Das neue Energie- und Klimaschutzkonzept lässt weiter auf sich warten. Ein halbes Jahr beträgt die erneute Verzögerung, bestätigt Umweltbürgermeisterin Eva Jähnigen (Grüne). Wie es ausgerechnet bei ihrem Prestige-Projekt dazu kommt, kann Jähnigen allerdings nicht erklären. „Ich habe es bei meiner Rückkehr so vorgefunden“, sagt sie – und spielt damit auf ihre unfreiwillige Auszeit an. Jähnigen ist eine der Bürgermeisterinnen, deren Amtszeit im Zuge des Dresdner Bürgermeisterstreits auslief. Konkret war sie von September 2022 bis Januar 2023 nicht im Amt, konnte erst, nachdem der Stadtrat den Schlichterspruch beschlossen hat, wiedergewählt werden. Offenbar ist das Thema in Jähnigens Vakanz nicht mehr als Priorität behandelt worden. Klar ist dagegen: Die Zeitpläne wackeln gewaltig. Denn eigentlich sollte der Stadtrat im Frühjahr 2024 das neue Klimaschutzkonzept beschließen.

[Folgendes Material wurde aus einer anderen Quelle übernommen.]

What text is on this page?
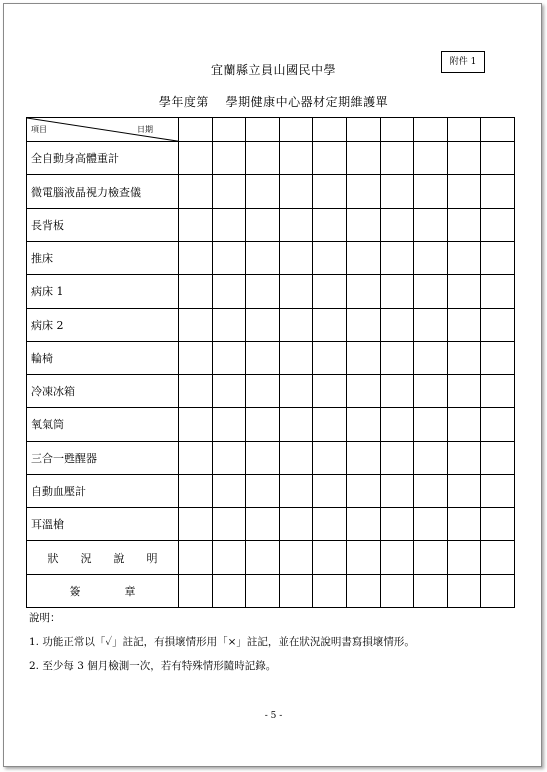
宜蘭縣立員山國民中學
附件 1
學年度第　 學期健康中心器材定期維護單
項目 日期										

全自動身高體重計										
微電腦液晶視力檢查儀										
長背板										
推床										
病床 1										
病床 2										
輪椅										
冷凍冰箱										
氧氣筒										
三合一甦醒器										
自動血壓計										
耳溫槍										
狀　　況　　說　　明										
簽　　　　章										

說明：

1. 功能正常以「✓」註記，有損壞情形用「×」註記，並在狀況說明書寫損壞情形。

2. 至少每 3 個月檢測一次，若有特殊情形隨時記錄。

- 5 -
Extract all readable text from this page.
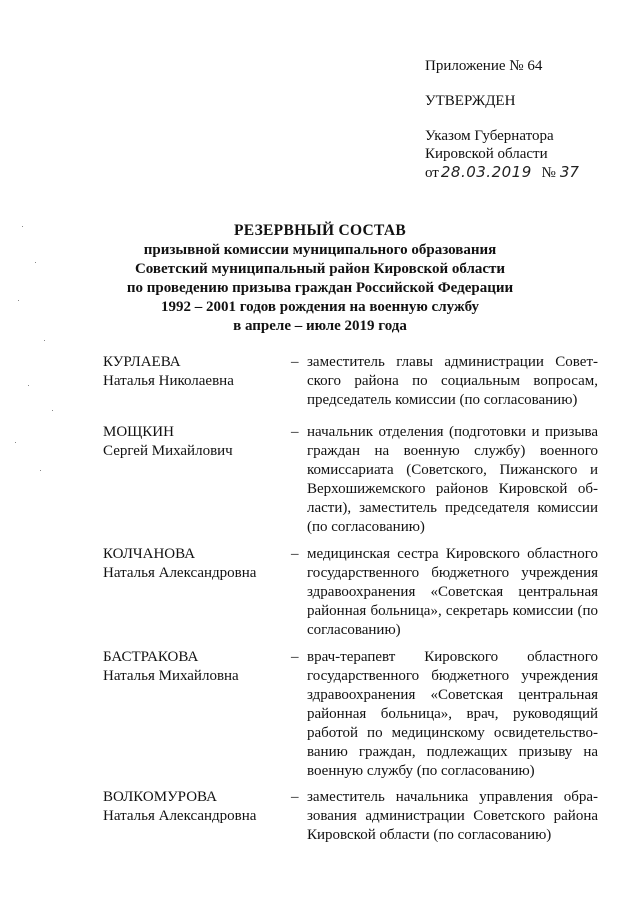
Приложение № 64
УТВЕРЖДЕН
Указом Губернатора
Кировской области
от 28.03.2019 № 37
РЕЗЕРВНЫЙ СОСТАВ
призывной комиссии муниципального образования
Советский муниципальный район Кировской области
по проведению призыва граждан Российской Федерации
1992 – 2001 годов рождения на военную службу
в апреле – июле 2019 года
КУРЛАЕВА
Наталья Николаевна
– заместитель главы администрации Советского района по социальным вопросам, председатель комиссии (по согласованию)
МОЩКИН
Сергей Михайлович
– начальник отделения (подготовки и призыва граждан на военную службу) военного комиссариата (Советского, Пижанского и Верхошижемского районов Кировской области), заместитель председателя комиссии (по согласованию)
КОЛЧАНОВА
Наталья Александровна
– медицинская сестра Кировского областного государственного бюджетного учреждения здравоохранения «Советская центральная районная больница», секретарь комиссии (по согласованию)
БАСТРАКОВА
Наталья Михайловна
– врач-терапевт Кировского областного государственного бюджетного учреждения здравоохранения «Советская центральная районная больница», врач, руководящий работой по медицинскому освидетельствованию граждан, подлежащих призыву на военную службу (по согласованию)
ВОЛКОМУРОВА
Наталья Александровна
– заместитель начальника управления образования администрации Советского района Кировской области (по согласованию)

„Das Schneckentempo beim Klimaschutz in Dresden ist inakzeptabel“, so SPD-Stadtrat Stefan Engel. Den Auftrag zur Fortschreibung des Klimaschutzkonzepts habe Jähnigen im Januar 2020 bekommen. „Seitdem verstreicht eine Frist nach der anderen“, kritisiert Engel. „Ursprünglich war ein Beschluss Mitte 2022 vorgesehen, nun kommt das ganze Konzept nicht einmal vor der Kommunalwahl 2024“.

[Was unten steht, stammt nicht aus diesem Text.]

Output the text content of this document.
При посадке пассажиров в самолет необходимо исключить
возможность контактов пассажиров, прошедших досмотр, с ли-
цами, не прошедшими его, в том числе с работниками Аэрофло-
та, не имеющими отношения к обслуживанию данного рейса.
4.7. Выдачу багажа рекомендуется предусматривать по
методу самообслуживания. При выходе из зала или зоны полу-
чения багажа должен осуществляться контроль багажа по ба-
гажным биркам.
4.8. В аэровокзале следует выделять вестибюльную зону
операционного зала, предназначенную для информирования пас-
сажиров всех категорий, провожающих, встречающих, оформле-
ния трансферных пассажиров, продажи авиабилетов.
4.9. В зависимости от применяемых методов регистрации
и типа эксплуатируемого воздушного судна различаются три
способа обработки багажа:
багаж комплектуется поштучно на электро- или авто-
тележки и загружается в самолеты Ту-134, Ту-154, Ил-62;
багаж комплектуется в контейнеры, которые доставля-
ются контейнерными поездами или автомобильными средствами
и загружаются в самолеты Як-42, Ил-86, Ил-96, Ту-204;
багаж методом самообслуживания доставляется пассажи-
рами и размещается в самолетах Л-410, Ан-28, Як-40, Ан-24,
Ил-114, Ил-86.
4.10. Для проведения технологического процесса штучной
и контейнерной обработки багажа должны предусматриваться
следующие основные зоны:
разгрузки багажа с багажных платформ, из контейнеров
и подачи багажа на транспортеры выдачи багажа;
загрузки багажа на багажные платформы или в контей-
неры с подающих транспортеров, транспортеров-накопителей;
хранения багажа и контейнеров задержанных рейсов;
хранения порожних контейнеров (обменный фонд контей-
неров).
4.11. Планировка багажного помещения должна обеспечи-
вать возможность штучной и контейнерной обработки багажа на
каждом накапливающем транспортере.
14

25. 2. 24: Laut Eva Jähnigen wird es nichts mit der Klimaneutralität bis 2035.

2 Comments

  1. Guten Morgen. Erst mal wünsche ich speziell Frank und allgemein allen Liebenden und Hassenden ein gutes neues Jahr.

    So wie das alte aufgehört, fang ich das neue gleich mal an. Nämlich mit Klugsch.

    „Autos werden in Deutschland im Schnitt etwa 10 Jahre genutzt“

    Der verlinkte Focus-Artikel ist ein bisschen wurstig. Besser ist Statista. Dort lesen wir (Stand 2014) „Lebensdauer von Autos in Deutschland 2014 … Der Durchschnitt liegt bei 18 Jahren“. Dazu passt die Angabe für 2021 „die in Deutschland zugelassenen Personenkraftwagen sind im Durchschnitt 10,1 Jahre alt“.

    In der letzten Zeit stolpert man immer wieder über die absurde Propaganda, dass man den Verbrenner verschrotten sollte, um auf einen angeblich sauberen Elektrokarren umzusteigen. Offenbar wissen diese Fuzzis nicht, dass die Herstellung eines Autos schon mal ganz ordentlich Ressourcen verbraucht und die Herstellung des Stroms ebenso. Mal ganz abgesehen davon, dass wir uns gerade aus der Stromerzeugung verabschieden.
    Aber vielleicht seh ich das alles nur viel zu pessimistisch. Wie man so hört, kommt der Strom aus der Steckdose; Kraftwerke sind eine lästige Begleiterscheinung, kann weg. Notfalls gewinnen wir den Strom aus Kühlhühnchen.

  2. Zwei Dinge sind wichtig!

    Erstens muß man in Deutschland im Überbietungswettbewerb stets die Nase vorn haben, egal wie realistisch die eigenen Aussagen sind.

    Zweitens muß man mit vereinten Kräften über Abweichler herfallen, welche auch nur leise Zweifel an der Machbarkeit von ‚Dekarbonisierungs- und Klimaneutralitäts – Phantasien hegen.